In 2011, the Walter Reed Army Medical Center (WRAMC), named after yellow fever researcher Walter Reed, was combined with the National Naval Medical Center to form the tri-service Walter Reed National Military Medical Center.
In 1938, the United States Congress appropriated funds for the acquisition of land for the construction of a new Naval medical center, and President Franklin D. Roosevelt selected the present site in Bethesda, Maryland, on July 5, 1938.
Ground was broken by John McShain Builders for the Naval Medical Center on June 29, 1939 by Rear Admiral Percival S. Rossiter, MC, USN, (Ret.). President Roosevelt laid the cornerstone of the Tower on Armistice Day, November 11, 1940.

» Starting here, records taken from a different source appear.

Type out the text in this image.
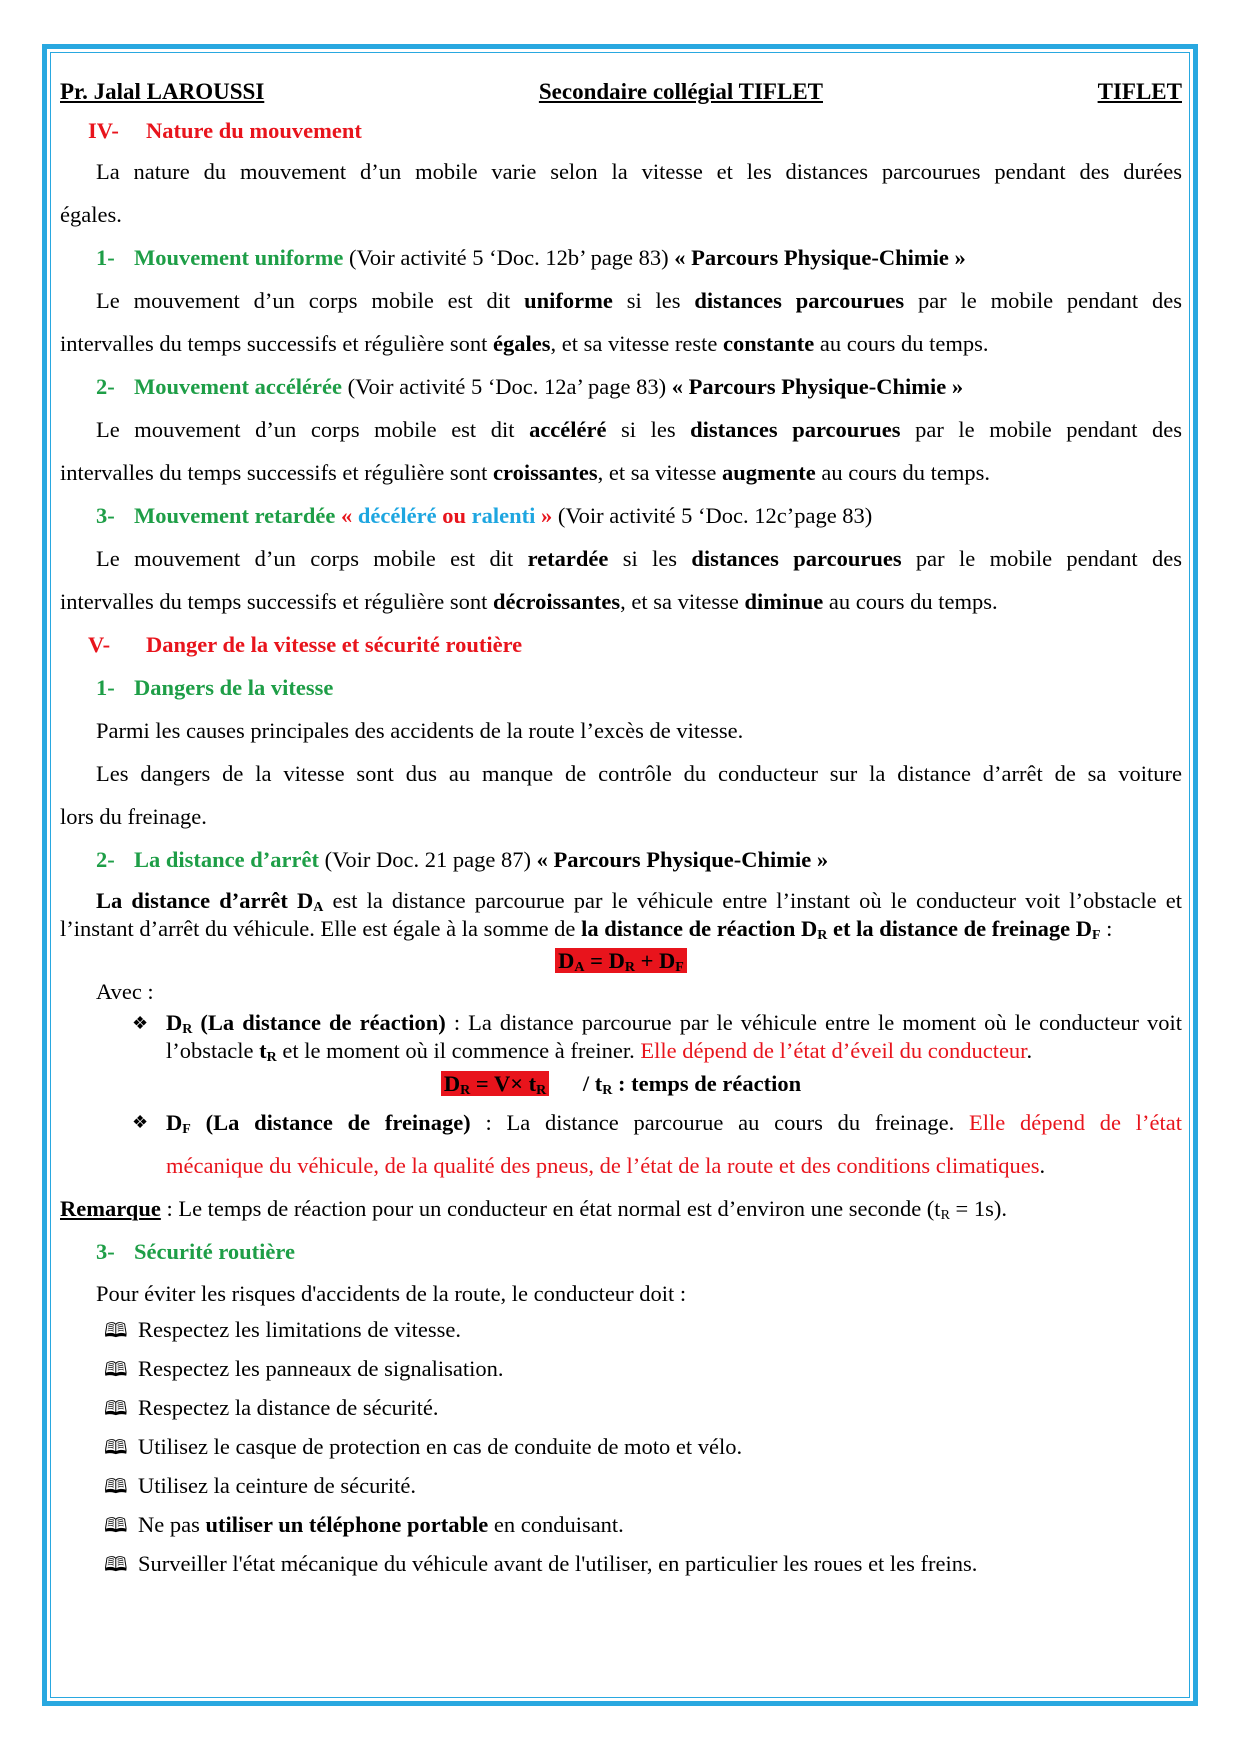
Pr. Jalal LAROUSSI	Secondaire collégial TIFLET	TIFLET
IV- Nature du mouvement
La nature du mouvement d’un mobile varie selon la vitesse et les distances parcourues pendant des durées
égales.
1- Mouvement uniforme (Voir activité 5 ‘Doc. 12b’ page 83) « Parcours Physique-Chimie »
Le mouvement d’un corps mobile est dit uniforme si les distances parcourues par le mobile pendant des
intervalles du temps successifs et régulière sont égales, et sa vitesse reste constante au cours du temps.
2- Mouvement accélérée (Voir activité 5 ‘Doc. 12a’ page 83) « Parcours Physique-Chimie »
Le mouvement d’un corps mobile est dit accéléré si les distances parcourues par le mobile pendant des
intervalles du temps successifs et régulière sont croissantes, et sa vitesse augmente au cours du temps.
3- Mouvement retardée « décéléré ou ralenti » (Voir activité 5 ‘Doc. 12c’page 83)
Le mouvement d’un corps mobile est dit retardée si les distances parcourues par le mobile pendant des
intervalles du temps successifs et régulière sont décroissantes, et sa vitesse diminue au cours du temps.
V- Danger de la vitesse et sécurité routière
1- Dangers de la vitesse
Parmi les causes principales des accidents de la route l’excès de vitesse.
Les dangers de la vitesse sont dus au manque de contrôle du conducteur sur la distance d’arrêt de sa voiture
lors du freinage.
2- La distance d’arrêt (Voir Doc. 21 page 87) « Parcours Physique-Chimie »
La distance d’arrêt $D_A$ est la distance parcourue par le véhicule entre l’instant où le conducteur voit l’obstacle et l’instant d’arrêt du véhicule. Elle est égale à la somme de la distance de réaction $D_R$ et la distance de freinage $D_F$ :
$D_A = D_R + D_F$
Avec :
❖ $D_R$ (La distance de réaction) : La distance parcourue par le véhicule entre le moment où le conducteur voit l’obstacle $t_R$ et le moment où il commence à freiner. Elle dépend de l’état d’éveil du conducteur.
$D_R = V\times t_R / t_R$ : temps de réaction
❖ $D_F$ (La distance de freinage) : La distance parcourue au cours du freinage. Elle dépend de l’état
mécanique du véhicule, de la qualité des pneus, de l’état de la route et des conditions climatiques.
Remarque : Le temps de réaction pour un conducteur en état normal est d’environ une seconde $(t_R = 1s)$.
3- Sécurité routière
Pour éviter les risques d'accidents de la route, le conducteur doit :
🕮 Respectez les limitations de vitesse.
🕮 Respectez les panneaux de signalisation.
🕮 Respectez la distance de sécurité.
🕮 Utilisez le casque de protection en cas de conduite de moto et vélo.
🕮 Utilisez la ceinture de sécurité.
🕮 Ne pas utiliser un téléphone portable en conduisant.
🕮 Surveiller l'état mécanique du véhicule avant de l'utiliser, en particulier les roues et les freins.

The original Medical Center was composed of the Naval Hospital, designed to hold 1,200 beds, and the Naval Medical School, the Naval Dental School (now the National Naval Dental Center) and the Naval Medical Research Institute. In 1945, at the end of World War II, temporary buildings were added to accommodate up to 2,464 wounded American sailors and marines.
In November 1963, the autopsy of U.S. President John F. Kennedy was performed at Bethesda. On November 22, 1963, President Kennedy was shot and killed while riding in a motorcade in Dallas, Texas with his wife, Jacqueline, Texas Governor John Connally, and his wife, Nellie. The wounded president was taken to Parkland Memorial Hospital, where he was pronounced dead. The Parkland doctors and local coroner insisted that they perform the autopsy, since he had been murdered in Dallas County. However, with concern for the security of the new president, Lyndon B. Johnson, the Secret Service demanded that the assassinated president's body would be taken to Washington, D.C. immediately aboard Air Force One.